Come on Jess we need to find you and get you back to your family
From doglost site, this poor dog has been stolen before and had it's back broken by some b......s and now this, at least it escaped the crash, check out photo and details on the doglost site and look out for this lovely dog :cursing:


----------



## purrlover (Mar 27, 2009)

i got my fingers crossed for you and jess hope they find her soon x


----------



## Guest (Jul 3, 2009)

How terrible! I am hoping that they can soon find this poor dog quickly, the family must be distraught! some bl**dy people are beyond belief! I hope that the dog is not too badly hurt - but she will be terrified! 

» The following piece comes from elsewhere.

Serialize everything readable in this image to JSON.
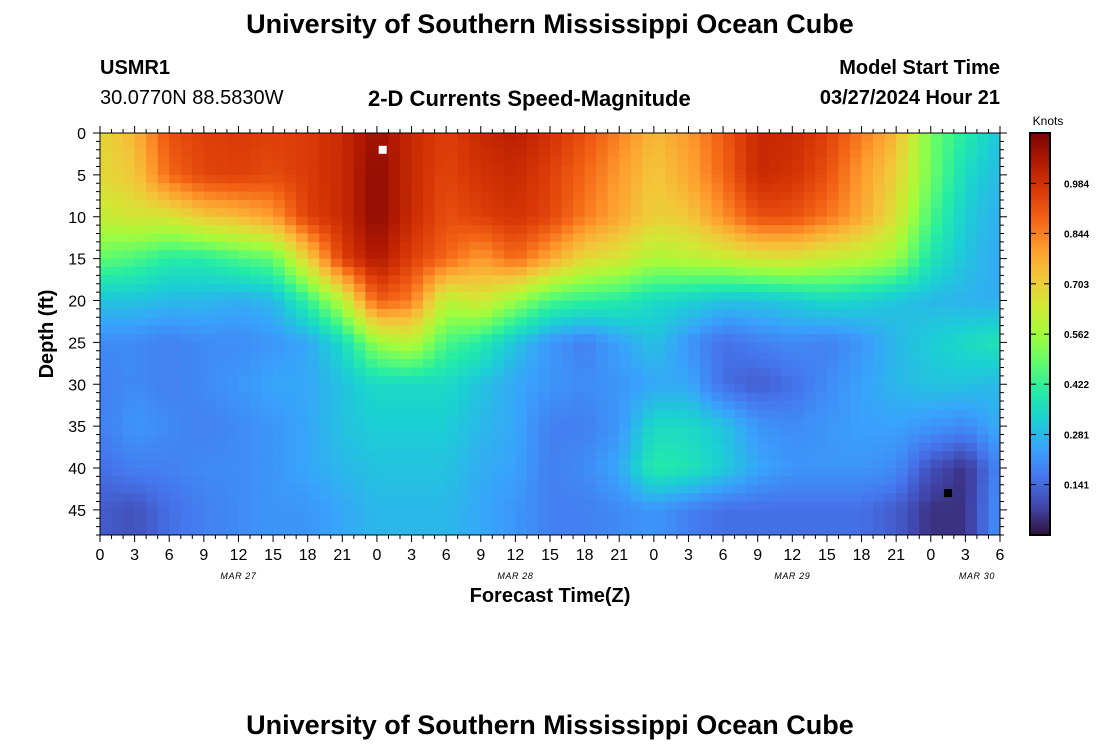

Please please let her be found quickly! where is conglestone??? is it in lincolnshire?
regards
DT


----------



## bichonsrus (May 16, 2009)

Oh i could cry, that is just so awful, why are there such evil people out there? I pray they find the dog soon x


----------



## mickyb (Oct 31, 2008)

GOOD NEWS Jess has been handed into a vets,don't know how bad she is hurt will let you know, when I hear more at least she has been found


----------



## rebenda (Jan 1, 2009)

aww thank god shes been found fingers crossed shes okay keep us updated


----------



## mickyb (Oct 31, 2008)

<<< Back 














Home 

New Lost Dogs 

Register 

Advance Search 

Login 






Comment Thankyou everyone so much for your lovely comments we as a family appreciate them so much Im very sorry to not be on sooner its been such an overwhelming time to have Jess back so quickly is a dream come true she was found by someone walking their dog and from what I was told by the vets she came out of the hedge from the fields to say hello to their dog! We searched that whole area just half an hour after the crash when she was seen running off but she must of been to frightened to come out of hiding my poor girl thank goodness for the dog she befriended! The police have been fantastic this time... they were out within half n hour of my mum reporting the burglery (as I was in too much of a state to do it) as they were taking the deatails of our 3 girls a call came through on the radio that there had been a serious crash involving two stolen vehicles (who burgled us) and a lady in a mini the thugs were seen by witnesses to jump out of the van and get the dogs from the wreckage and chuck them into the mile of a 60 mile an hour road into oncoming traffic to cause an accident to get away these people truely are MONSTERS thank goodness to the brave people who ran from their homes to get my girls,

Jess doesnt have any new injuries however she has hurt her previous injury more her cruciate ligament she was limping when I got her from the vets Im going to get her into see Alan as soon as he can fit her in,

Everyone involved the people from holmeschapel road everyone has been fantastic to us we lost a few things when we were burgled but none of that mattered compared to my dogs my children were hysterical we cannot go through this again this is the 3rd time we have been burgled the police are now taking this seriously but we are too scare to stay here now for the saftey of my family and my dogs we have decided to move and leave this nightmare behind us for good we have a move lined up we just have to pay some rent arrears off and we will be gone its so sad its come to this we will be leaving our family home for good but to keep us all safe I know its the right thing x

DateLogged 05/07/2009 
Logged By staceylurcher


----------



## gazt (Mar 31, 2008)

terrible pleased you got jess back this is happening to often all over the country sorry you have to move its discusting to have to leave your family home good luck in the future i live in lincs to i will be on red alert now thats for sure


----------